Breaking: Ohio Senate passes extreme gerrymandered Congressional map giving Republicans 80% of seats in state Trump won with 53% of vote
— Ari Berman (@AriBerman) November 16, 2021
Ohio is just the most recent example that illustrates the GOP’s plan to determine the winners of next year’s races before a single vote has been cast. And it’s not clear from the outside that Democrats in Washington grasp the situation. There are two bills languishing in the Senate that would limit the harm from GOP gerrymandering — but no real plan to pass either of them.
The free-for-all is being made manifest in maps that threaten to block Democrats from power at both the state and federal levels over the next decade.
As things stand, it won’t take much manipulation for the Democrats to lose one or both houses of Congress next year. They hold the Senate only through dint of the vice president’s tiebreaking vote; Speaker Nancy Pelosi of California holds the gavel thanks to a House majority of less than half a dozen seats. And with more than 350 days until the midterms, The New York Times believes “Republicans are already poised to flip at least five seats in the closely divided House thanks to redrawn district maps that are more distorted, more disjointed and more gerrymandered than any since the Voting Rights Act was passed in 1965.”
That last bit is no coincidence. The current redistricting push is the first since the Supreme Court gutted the Voting Rights Act’s preclearance requirements in 2013. Before then, many of the states racing to restrict voter rights had to submit their electoral maps to the Justice Department before they could be put into place. Now the free-for-all is being made manifest in maps that threaten to block Democrats from power at both the state and federal levels over the next decade.

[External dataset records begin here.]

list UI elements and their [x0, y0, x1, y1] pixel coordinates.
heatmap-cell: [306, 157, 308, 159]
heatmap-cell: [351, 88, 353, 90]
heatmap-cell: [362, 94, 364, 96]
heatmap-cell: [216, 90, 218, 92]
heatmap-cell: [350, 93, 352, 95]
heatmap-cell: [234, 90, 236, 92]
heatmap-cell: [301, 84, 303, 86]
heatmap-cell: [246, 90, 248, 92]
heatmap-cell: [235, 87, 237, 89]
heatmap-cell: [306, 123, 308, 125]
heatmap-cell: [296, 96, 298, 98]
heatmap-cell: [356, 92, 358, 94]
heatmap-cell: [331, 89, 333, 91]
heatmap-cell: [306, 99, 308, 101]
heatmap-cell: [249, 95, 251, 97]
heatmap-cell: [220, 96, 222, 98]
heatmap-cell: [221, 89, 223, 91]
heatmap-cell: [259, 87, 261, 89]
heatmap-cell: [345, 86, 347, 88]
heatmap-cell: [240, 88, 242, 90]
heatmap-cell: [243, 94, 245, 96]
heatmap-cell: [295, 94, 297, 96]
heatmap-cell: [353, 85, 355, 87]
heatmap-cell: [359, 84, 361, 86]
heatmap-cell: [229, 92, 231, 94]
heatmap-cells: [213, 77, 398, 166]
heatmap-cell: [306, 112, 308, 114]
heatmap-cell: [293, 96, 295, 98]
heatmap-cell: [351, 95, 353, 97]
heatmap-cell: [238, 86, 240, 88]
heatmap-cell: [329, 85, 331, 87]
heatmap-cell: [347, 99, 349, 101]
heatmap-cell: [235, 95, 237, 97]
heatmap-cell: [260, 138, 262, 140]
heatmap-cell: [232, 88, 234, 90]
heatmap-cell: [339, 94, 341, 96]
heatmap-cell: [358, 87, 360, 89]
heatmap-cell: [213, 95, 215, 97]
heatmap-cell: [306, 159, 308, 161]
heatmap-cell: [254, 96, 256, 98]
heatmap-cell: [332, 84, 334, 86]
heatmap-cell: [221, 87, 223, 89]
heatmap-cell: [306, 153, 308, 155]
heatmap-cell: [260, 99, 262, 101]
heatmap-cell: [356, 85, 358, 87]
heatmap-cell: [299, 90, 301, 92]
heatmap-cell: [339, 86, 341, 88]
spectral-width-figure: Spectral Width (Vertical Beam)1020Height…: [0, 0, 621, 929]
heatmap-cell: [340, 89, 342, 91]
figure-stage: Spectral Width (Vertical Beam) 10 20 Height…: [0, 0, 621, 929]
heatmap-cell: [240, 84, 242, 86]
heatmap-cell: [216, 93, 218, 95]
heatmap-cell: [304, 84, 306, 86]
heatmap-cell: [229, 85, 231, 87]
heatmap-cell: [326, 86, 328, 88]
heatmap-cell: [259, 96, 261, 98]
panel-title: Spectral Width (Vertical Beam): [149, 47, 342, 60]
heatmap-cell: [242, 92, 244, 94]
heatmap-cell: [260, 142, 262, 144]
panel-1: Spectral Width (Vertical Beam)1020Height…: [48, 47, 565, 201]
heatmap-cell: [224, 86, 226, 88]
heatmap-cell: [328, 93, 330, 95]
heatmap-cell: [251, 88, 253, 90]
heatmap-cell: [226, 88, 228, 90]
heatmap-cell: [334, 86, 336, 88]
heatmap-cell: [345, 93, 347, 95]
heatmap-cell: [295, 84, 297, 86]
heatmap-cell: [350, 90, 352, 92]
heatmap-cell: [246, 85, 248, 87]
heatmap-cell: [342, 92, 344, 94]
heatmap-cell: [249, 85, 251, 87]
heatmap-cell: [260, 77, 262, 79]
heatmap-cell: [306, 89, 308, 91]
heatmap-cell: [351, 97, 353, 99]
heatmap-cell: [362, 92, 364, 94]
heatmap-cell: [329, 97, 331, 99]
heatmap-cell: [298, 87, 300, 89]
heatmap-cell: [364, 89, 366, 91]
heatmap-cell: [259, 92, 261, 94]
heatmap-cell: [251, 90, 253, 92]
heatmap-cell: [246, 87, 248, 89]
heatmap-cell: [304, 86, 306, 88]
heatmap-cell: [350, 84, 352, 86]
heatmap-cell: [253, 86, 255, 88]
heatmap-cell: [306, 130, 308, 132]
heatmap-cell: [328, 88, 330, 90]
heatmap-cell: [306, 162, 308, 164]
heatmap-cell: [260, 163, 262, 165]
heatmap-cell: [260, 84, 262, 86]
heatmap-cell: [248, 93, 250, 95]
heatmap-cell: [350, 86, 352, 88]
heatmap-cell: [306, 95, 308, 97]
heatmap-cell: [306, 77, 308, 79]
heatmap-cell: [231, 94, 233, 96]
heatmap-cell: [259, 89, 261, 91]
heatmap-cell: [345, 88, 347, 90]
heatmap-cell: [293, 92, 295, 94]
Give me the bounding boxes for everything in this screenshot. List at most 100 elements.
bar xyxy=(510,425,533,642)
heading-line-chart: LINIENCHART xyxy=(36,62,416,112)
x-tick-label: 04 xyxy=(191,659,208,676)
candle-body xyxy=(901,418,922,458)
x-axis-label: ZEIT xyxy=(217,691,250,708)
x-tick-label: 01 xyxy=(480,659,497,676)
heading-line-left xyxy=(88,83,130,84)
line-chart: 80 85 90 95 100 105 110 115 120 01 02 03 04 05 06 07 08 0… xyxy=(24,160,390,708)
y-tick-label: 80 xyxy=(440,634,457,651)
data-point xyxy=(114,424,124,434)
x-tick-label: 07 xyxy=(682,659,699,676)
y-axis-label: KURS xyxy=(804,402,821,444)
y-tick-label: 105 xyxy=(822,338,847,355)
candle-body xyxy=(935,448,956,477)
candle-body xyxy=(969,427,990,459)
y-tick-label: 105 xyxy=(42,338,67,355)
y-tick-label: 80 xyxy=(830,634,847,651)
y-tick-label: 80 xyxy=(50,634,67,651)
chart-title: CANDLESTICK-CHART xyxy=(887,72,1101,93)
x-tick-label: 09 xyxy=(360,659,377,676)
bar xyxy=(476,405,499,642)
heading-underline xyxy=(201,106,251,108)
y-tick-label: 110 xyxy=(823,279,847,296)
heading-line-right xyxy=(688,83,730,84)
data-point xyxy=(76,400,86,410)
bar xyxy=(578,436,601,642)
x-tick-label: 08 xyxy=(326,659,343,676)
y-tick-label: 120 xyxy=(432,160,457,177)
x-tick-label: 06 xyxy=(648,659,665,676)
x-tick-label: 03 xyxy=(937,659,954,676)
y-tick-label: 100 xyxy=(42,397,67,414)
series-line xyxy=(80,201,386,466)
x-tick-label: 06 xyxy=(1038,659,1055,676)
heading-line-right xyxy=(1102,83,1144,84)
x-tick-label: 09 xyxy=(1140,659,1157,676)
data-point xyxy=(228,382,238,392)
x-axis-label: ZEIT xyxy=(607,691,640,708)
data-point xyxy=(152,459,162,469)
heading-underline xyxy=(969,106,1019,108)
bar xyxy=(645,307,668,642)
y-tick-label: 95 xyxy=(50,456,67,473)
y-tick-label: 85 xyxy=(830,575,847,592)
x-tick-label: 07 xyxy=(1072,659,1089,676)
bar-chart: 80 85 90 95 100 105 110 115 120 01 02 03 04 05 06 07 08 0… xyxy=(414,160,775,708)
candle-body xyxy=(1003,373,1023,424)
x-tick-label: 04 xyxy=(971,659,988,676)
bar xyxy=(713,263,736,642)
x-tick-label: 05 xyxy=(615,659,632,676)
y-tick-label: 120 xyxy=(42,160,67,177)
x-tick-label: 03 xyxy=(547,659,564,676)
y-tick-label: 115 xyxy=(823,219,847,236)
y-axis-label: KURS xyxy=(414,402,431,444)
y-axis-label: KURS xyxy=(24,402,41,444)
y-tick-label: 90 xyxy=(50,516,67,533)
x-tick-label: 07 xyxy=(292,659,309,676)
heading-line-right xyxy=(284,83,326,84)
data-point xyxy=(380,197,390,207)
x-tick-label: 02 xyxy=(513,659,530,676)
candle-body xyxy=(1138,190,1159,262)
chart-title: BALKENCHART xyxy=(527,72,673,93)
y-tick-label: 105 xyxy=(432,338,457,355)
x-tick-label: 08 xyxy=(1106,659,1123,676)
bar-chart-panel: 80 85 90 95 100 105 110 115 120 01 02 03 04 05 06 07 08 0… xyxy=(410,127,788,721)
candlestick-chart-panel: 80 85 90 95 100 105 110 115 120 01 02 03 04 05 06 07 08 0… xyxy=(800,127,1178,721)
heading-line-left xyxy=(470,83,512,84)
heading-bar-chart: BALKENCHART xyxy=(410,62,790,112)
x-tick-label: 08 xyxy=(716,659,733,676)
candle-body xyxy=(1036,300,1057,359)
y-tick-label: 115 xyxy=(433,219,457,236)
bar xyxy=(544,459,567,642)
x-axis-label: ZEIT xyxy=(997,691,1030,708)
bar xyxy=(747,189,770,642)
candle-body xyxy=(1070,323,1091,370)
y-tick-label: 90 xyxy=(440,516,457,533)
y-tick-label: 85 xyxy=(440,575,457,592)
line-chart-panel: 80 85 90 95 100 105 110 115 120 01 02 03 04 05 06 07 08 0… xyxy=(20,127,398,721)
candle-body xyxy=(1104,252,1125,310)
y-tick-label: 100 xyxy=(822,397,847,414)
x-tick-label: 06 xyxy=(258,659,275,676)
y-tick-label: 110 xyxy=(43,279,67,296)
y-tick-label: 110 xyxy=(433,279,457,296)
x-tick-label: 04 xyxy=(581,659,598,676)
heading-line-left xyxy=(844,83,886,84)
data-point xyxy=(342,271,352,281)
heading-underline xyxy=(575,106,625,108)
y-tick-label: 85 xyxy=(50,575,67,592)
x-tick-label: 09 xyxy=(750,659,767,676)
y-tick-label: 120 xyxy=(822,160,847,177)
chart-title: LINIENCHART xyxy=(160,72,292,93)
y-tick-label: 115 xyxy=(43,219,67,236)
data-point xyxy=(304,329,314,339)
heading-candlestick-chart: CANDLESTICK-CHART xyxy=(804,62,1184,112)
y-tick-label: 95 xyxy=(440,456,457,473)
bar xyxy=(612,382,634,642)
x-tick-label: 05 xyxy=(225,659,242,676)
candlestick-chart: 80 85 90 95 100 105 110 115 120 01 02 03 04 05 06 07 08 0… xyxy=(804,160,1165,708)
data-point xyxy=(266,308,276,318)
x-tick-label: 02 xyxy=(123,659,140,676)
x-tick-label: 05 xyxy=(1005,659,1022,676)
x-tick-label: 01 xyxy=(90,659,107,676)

If Ohio’s allocation of seats seems skewed, wait until you look at North Carolina’s. During the last redistricting cycle, state and federal courts eventually forced the GOP-controlled Legislature to redraw its maps twice. When voters went to the polls last year, when Trump won by just 1.3 percentage points, there were eight GOP-favored congressional seats and five that leaned toward Democrats.
But wouldn’t you know it: The new map passed this month in Raleigh looks weirdly like the original map the GOP drew a decade ago, even though minority groups have been responsible for nearly 90 percent of North Carolina’s population growth since then. If the state courts allow the scheme to stand, the GOP will control 10 or 11 of the state’s 14 congressional seats before a single race has been called.